なんで僕に頼むのかな…。大原くんの友達なんて他にいっぱいいるのに…。
僕はただの隣の席なだけなのに…はぁ…困ったな…。

結局、呼び出した女の子には会えず、手紙を返すこともできずに放課後になってた。
もう、僕が渡すしかないよね…。これをどうするかは、大原くん次第なわけだし…僕はただの伝書鳩になればいいわけだし…でも、なんか、憂鬱だな…。




「ぁ、ああ、あの!大原、くん」
「え、な、なに?!」
「あ、あのね…これ」
「え?」
「大原くんに、渡して欲しいって、頼まれて…」
「………」
「も、もうちょっと早めに渡そうとは…思ったんだけど…」
「………」
「というか、本当は手紙書いた本人に返したかったんだけど…会えなくて…その…」
「………、で」
「え?」
「…いや、うん。

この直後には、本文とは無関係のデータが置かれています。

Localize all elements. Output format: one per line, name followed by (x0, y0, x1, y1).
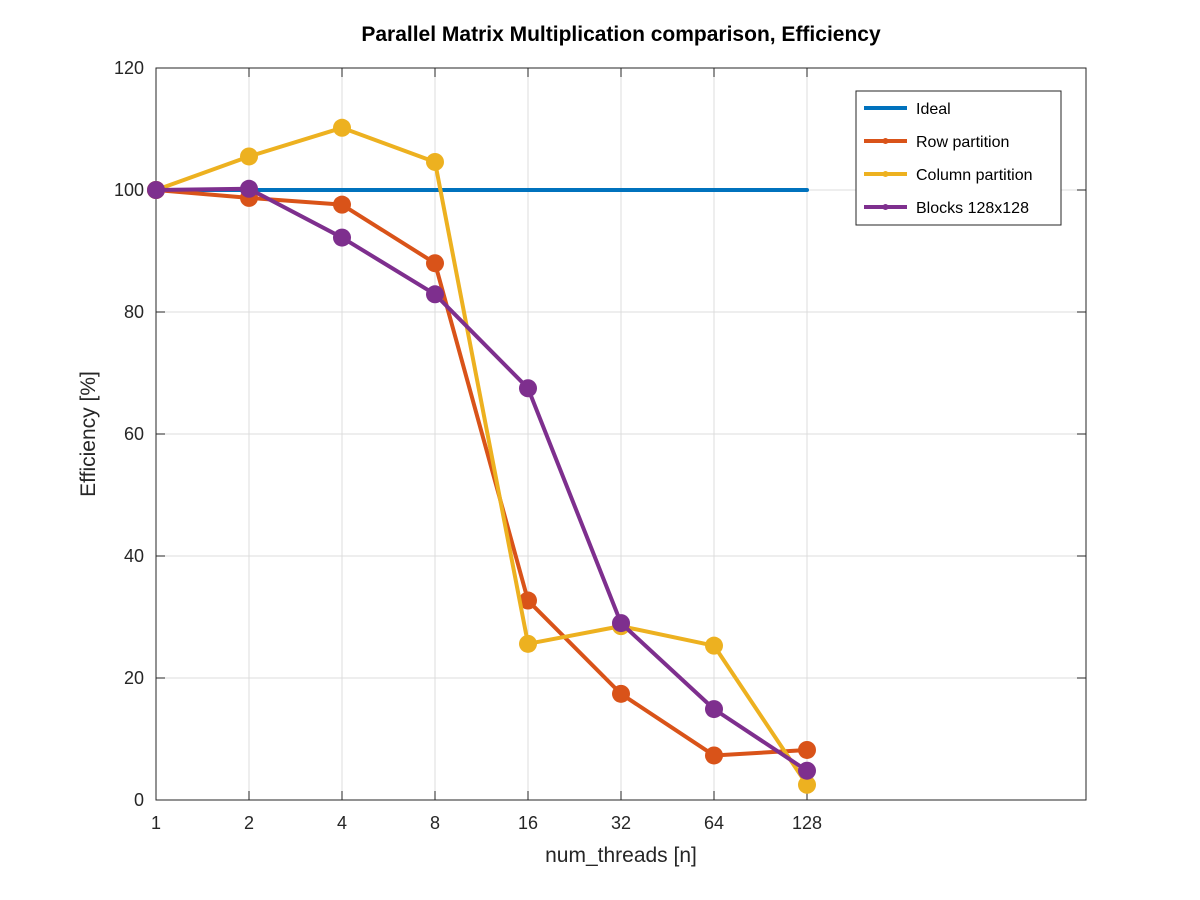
series-blocks-128x128 (147, 179, 816, 780)
y-tick-label: 100 (114, 180, 144, 200)
data-point-column-partition (519, 634, 537, 653)
x-tick-label: 2 (244, 813, 254, 833)
data-point-row-partition (612, 684, 630, 703)
chart-title: Parallel Matrix Multiplication compariso… (361, 23, 881, 46)
y-tick-label: 20 (124, 668, 144, 688)
legend-marker-column-partition (882, 171, 889, 177)
x-tick-label: 128 (792, 813, 822, 833)
x-tick-label: 4 (337, 813, 347, 833)
data-point-row-partition (333, 195, 351, 214)
data-point-row-partition (426, 254, 444, 273)
legend-label-blocks-128x128: Blocks 128x128 (916, 200, 1029, 217)
data-point-column-partition (798, 775, 816, 794)
legend: Ideal Row partition Column partition Blocks… (855, 90, 1062, 226)
data-point-column-partition (333, 118, 351, 137)
y-axis-label: Efficiency [%] (77, 371, 100, 497)
x-tick-label: 1 (151, 813, 161, 833)
series-group (147, 118, 816, 794)
legend-marker-row-partition (882, 138, 889, 144)
data-point-blocks-128x128 (426, 285, 444, 304)
data-point-blocks-128x128 (333, 228, 351, 247)
data-point-row-partition (705, 746, 723, 765)
y-tick-label: 60 (124, 424, 144, 444)
y-tick-label: 120 (114, 58, 144, 78)
series-line-column-partition (154, 125, 809, 787)
legend-box (855, 90, 1062, 226)
y-tick-label: 0 (134, 790, 144, 810)
x-tick-label: 32 (611, 813, 631, 833)
data-point-column-partition (426, 152, 444, 171)
data-point-column-partition (240, 147, 258, 166)
data-point-blocks-128x128 (147, 181, 165, 199)
axis-ticks (155, 67, 1086, 801)
x-tick-label: 64 (704, 813, 724, 833)
tick-labels: 1 2 4 8 16 32 64 128 0 20 40 60 80 100 120 (114, 58, 822, 833)
series-line-blocks-128x128 (154, 186, 809, 773)
x-tick-label: 8 (430, 813, 440, 833)
y-tick-label: 40 (124, 546, 144, 566)
x-tick-label: 16 (518, 813, 538, 833)
legend-entries: Ideal Row partition Column partition Blocks… (864, 101, 1033, 217)
data-point-blocks-128x128 (798, 761, 816, 780)
data-point-column-partition (705, 636, 723, 655)
data-point-blocks-128x128 (705, 700, 723, 719)
legend-label-row-partition: Row partition (916, 134, 1009, 151)
legend-marker-blocks-128x128 (882, 204, 889, 210)
data-point-blocks-128x128 (612, 614, 630, 633)
data-point-blocks-128x128 (519, 379, 537, 398)
y-tick-label: 80 (124, 302, 144, 322)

ありがと」
「う、うん…?」




小さな声で何か言った気がしたけど、聞こえなかった。
そのあと見た大原くんの笑顔は、どこかぎこちなく見えて、そして寂しそうな顔をしてた。




◇◆◇




ラブレター騒動から数日、大原くんはどこか元気がなくて、あまり話しかけてこなくなった。
突然のことでちょっと驚いてるけど、まぁ…前に戻ったと思えば、そこまで気にはならないけど、でも、元気ないとそれはそれで気になるというか…。




「大ちゃん、どう思う?」
「どう思うもなにも、何にもわからんからどう言えばいいのか」
「…だよね」
「こうちゃんはさ」
「うん?」
「大原と、話したいの?」
「え?」
「こうちゃんの話聞いてる限り、大原と話したいのかなぁって」
「……そうなのかな?」




大原くんと話したい、のか。そうなのかな?
確かに、突然話しかけられなくなってちょっと寂しとか思っちゃってるけど、でも前までは、隣の席に大原くんがくるまでは話さないのが当たり前だったし…。
それに、僕みたいなのが大原くんと話していいわけないし…。
でも…寂しい…かも、しれない。




「まあ、悩め」
「うーん…」
「でさ、話変わるけど…、」




結局この話も結論が出ないまま、違う話題に変えられた。

僕はどうしたいんだろう。何がしたいんだろう。
ただ、話がしたいのかな?構われなくなって寂しいのかな?あのラブレター、やっぱり渡さない方が良かったのかな?よくわからない。